Question: An electric field \[\vec E = 20x\hat iN/C\] exists in the space. Take the potential at\[\left( {1m,2...

Question

An electric field $\vec E = 20x\hat iN/C$ exists in the space. Take the potential at $\left( {1m,2m} \right)$ to be zero. Find the potential at the origin:-
(1) $2volt$
(2) $3volt$
(3) $6volt$
(4) $10volt$

Answer 1

Solution

For this, we can use the relationship between the electric field vector, electric potential and displacement vector. As x and y coordinates are given in the question, by substituting the values, we can easily determine the electric field vector.

Formula used:
As we know the formula of potential,
$dV = - \vec E.dx$
Here E is the electric field intensity (that is given), dV is the change in potential. By using the potential limits and integrating the potential term, we can easily calculate the value of potential at the origin.

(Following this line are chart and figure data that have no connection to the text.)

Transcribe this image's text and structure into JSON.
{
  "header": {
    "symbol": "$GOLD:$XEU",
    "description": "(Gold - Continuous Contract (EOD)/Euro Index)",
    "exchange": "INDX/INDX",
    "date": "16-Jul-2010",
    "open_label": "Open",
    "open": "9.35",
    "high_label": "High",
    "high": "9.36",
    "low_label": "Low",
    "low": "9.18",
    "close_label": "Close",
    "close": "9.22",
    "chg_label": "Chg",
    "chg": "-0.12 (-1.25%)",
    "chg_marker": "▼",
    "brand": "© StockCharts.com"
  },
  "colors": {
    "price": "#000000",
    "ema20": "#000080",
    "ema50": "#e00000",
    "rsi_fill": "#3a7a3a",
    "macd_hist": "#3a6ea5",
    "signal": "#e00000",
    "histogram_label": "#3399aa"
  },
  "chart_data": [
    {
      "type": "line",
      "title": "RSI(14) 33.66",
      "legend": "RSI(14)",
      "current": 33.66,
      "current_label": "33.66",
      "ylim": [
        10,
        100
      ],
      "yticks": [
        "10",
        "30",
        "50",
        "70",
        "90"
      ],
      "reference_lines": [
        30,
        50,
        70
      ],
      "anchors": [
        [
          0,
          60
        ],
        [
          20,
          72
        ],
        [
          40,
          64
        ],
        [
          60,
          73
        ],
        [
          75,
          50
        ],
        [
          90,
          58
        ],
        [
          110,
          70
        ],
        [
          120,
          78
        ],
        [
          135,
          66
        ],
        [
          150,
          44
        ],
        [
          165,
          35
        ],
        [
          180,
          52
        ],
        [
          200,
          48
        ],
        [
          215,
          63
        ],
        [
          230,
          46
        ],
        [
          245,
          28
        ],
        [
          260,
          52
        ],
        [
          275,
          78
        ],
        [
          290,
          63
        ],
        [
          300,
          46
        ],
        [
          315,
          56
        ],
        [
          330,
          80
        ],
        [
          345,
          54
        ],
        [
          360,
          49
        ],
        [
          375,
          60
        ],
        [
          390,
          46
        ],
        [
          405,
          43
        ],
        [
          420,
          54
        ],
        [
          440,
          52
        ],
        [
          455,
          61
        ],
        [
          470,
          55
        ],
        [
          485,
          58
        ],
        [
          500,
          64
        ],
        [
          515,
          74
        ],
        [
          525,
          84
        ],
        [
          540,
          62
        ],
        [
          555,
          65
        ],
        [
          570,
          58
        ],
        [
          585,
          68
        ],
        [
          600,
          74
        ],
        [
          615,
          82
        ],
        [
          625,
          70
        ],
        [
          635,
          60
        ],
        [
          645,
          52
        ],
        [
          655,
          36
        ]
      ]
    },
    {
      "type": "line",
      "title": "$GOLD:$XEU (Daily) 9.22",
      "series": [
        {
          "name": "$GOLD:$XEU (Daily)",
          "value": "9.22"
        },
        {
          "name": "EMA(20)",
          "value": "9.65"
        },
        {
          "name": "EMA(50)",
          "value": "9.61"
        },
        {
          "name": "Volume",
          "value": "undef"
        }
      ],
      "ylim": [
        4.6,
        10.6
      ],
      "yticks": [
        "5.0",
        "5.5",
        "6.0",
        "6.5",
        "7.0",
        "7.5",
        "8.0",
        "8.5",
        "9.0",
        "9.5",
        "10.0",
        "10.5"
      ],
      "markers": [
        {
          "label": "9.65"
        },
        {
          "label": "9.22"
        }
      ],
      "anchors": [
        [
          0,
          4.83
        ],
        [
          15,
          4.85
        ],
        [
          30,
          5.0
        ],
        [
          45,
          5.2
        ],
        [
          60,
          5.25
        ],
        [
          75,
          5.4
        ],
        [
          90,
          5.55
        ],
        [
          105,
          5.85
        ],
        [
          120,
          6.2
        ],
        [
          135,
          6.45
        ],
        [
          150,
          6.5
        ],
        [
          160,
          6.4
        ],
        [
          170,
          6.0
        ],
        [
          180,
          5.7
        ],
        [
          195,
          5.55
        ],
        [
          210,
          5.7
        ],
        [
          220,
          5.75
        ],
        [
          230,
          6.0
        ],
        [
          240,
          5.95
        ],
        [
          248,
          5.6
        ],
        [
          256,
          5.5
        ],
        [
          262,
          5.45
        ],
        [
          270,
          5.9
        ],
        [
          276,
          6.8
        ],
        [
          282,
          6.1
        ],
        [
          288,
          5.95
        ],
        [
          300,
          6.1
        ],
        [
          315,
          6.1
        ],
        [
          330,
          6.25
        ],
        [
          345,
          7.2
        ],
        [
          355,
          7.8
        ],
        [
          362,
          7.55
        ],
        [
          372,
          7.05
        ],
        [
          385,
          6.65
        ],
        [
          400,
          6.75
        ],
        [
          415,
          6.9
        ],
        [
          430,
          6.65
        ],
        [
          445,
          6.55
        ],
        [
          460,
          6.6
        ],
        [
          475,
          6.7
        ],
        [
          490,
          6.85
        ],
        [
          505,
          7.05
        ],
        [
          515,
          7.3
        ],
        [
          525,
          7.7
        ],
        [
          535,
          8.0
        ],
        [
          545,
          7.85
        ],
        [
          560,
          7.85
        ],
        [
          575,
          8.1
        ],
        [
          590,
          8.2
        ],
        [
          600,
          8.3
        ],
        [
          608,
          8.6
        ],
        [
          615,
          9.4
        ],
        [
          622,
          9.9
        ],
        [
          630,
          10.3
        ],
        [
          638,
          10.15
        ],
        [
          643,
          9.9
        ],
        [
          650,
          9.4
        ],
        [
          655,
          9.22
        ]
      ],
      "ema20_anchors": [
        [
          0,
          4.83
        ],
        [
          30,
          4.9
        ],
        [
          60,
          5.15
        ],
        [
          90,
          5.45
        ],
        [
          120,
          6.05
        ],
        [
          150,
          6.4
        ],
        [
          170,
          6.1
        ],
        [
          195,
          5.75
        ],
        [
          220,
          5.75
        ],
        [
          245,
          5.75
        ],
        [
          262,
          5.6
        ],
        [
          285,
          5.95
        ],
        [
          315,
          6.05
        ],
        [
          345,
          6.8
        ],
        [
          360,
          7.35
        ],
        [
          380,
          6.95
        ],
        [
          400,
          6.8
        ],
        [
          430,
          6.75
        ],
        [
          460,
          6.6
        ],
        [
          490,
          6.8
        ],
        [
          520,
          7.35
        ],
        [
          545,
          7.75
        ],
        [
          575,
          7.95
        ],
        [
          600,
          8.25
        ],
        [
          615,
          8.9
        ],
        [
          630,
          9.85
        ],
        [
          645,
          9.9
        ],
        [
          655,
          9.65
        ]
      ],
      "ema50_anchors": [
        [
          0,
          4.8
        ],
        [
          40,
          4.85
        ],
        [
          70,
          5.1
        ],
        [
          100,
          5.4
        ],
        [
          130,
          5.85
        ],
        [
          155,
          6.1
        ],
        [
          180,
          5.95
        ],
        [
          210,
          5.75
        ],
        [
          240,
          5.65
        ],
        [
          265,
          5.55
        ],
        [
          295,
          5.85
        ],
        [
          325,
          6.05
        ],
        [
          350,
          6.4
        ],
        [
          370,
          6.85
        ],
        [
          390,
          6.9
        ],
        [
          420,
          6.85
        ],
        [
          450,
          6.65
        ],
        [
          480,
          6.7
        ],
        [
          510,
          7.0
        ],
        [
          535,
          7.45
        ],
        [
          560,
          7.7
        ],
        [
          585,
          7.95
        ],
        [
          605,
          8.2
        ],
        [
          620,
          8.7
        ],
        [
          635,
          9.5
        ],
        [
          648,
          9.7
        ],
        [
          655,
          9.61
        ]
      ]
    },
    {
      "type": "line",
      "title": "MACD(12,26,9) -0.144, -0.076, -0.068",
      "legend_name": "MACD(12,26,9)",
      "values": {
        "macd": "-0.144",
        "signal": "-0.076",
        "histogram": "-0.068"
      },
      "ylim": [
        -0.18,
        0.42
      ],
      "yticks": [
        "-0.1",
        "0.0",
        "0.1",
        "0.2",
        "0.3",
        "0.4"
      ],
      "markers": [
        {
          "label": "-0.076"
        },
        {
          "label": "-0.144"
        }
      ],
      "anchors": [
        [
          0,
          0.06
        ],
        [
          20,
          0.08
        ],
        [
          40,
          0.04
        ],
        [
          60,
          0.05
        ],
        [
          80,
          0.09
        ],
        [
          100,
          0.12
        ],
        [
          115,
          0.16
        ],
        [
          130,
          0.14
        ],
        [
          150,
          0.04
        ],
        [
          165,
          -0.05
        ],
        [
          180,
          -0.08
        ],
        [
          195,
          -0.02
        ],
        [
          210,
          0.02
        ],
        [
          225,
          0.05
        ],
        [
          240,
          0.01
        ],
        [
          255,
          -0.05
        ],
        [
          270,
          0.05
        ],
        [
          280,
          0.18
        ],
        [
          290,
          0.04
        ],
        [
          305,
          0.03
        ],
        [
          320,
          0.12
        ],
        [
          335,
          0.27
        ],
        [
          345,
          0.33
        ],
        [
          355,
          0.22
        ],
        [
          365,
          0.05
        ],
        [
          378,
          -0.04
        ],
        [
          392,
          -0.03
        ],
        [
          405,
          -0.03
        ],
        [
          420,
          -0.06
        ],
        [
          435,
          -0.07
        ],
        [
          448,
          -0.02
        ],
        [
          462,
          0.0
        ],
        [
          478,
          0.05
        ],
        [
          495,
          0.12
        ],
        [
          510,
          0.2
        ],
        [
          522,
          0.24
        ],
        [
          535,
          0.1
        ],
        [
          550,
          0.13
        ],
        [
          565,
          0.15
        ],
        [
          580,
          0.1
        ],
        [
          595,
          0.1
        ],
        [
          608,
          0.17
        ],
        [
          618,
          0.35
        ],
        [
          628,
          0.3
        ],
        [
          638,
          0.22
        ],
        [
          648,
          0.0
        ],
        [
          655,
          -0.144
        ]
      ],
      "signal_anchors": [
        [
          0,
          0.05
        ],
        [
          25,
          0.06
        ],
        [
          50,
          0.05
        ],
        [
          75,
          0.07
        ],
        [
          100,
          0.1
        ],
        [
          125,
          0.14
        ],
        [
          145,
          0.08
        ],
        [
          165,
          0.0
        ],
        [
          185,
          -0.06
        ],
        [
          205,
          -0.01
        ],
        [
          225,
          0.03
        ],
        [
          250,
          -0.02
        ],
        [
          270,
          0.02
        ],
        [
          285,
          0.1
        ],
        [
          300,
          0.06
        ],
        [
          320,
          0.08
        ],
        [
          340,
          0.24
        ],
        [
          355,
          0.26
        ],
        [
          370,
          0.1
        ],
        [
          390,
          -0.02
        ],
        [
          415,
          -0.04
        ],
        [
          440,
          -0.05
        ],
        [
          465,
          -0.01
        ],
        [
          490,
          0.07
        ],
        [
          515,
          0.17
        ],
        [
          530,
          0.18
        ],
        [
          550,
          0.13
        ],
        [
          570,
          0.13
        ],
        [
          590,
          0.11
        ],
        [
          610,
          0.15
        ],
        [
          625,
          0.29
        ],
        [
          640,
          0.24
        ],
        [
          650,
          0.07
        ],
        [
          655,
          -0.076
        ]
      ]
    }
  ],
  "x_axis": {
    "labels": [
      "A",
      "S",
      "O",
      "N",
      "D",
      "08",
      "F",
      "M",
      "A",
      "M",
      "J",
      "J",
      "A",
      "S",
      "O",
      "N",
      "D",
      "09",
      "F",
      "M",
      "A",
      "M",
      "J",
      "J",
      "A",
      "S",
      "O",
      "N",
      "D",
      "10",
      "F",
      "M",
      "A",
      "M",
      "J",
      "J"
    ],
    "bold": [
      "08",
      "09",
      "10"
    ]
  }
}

Complete step by step solution:
As we know, $dV = - \vec E.dx$ ------- (1)
$\vec E = 20x\hat iN/C$
Substitute the value of electric field intensity in equation (1), we get-
$dV = - 20x\hat i.dx$
Now integrate this resulted equation by taking the limits, we get-
$V = - 20{\left[ {\dfrac{{{x^2}}}{2}} \right]_1}^0$
$0,1$ (Upper and lower limits respectively) After substituting the upper and lower limits, we get-
$\Rightarrow V = - 20\left[ {0 - \dfrac{1}{2}} \right] = 10volts$
Hence the potential at the origin is $10volts$ .

So, the correct answer is “Option D”.

Note:
An electric field is the area surrounded by charge where the effect of charges can be measured. If the field is directed from lower potential to the higher potential then the direction will be positive and if the field is directed from higher to lower potential then the direction will be negative. This electric field exists only and only if there is a potential difference. If there is no change, means electric potential difference is uniform or equipotential surfaces.